O FILHO DA DEPENDÊNCIA
Emocionalmente, o amor é filho da dependência, mas o amor não é a dependência. Se não houve a dependência, não se desenvolve amor. Precisa ter havido dependência, mas essa dependência precisa ser transitória. Ela precisa ser transicional de um modelo para o outro.
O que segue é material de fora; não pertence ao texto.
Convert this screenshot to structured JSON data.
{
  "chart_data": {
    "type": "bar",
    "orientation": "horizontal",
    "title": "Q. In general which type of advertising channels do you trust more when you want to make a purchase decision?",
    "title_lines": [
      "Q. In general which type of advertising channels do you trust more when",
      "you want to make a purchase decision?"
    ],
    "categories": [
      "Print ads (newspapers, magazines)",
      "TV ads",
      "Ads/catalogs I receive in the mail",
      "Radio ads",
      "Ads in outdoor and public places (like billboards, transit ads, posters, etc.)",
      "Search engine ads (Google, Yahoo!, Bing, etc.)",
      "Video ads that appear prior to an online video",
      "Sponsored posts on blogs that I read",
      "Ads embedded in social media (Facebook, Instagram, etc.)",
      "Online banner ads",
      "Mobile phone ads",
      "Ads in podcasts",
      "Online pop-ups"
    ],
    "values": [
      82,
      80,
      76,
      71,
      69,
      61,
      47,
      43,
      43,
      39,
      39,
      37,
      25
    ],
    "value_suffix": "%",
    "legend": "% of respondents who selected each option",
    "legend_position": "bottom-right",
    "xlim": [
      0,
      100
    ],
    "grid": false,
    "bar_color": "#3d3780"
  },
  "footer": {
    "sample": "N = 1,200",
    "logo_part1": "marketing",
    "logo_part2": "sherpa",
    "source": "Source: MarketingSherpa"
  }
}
Da dependência para independência.
DEPENDÊNCIA SAUDÁVEL
O filho dependeu da mãe, hoje a mãe idosa, depende do filho. A dependência é um elemento das relações saudáveis, se for transitória, se estiver disponível a transformação. A dependência é nociva quando ela está no aspecto invariante. Quando ela está cristalizada, ela é nociva.
LUTO E INDEPENDENCIA
Dói se tornar desnecessário. Dói mais para mãe se tornar desnecessária do que para o filho não precisar mais da mãe, dispensar a mãe. É muito doloroso, é luto, é um sentimento de luto. A mãe, quando desmama o filho, ela se sente enlutada.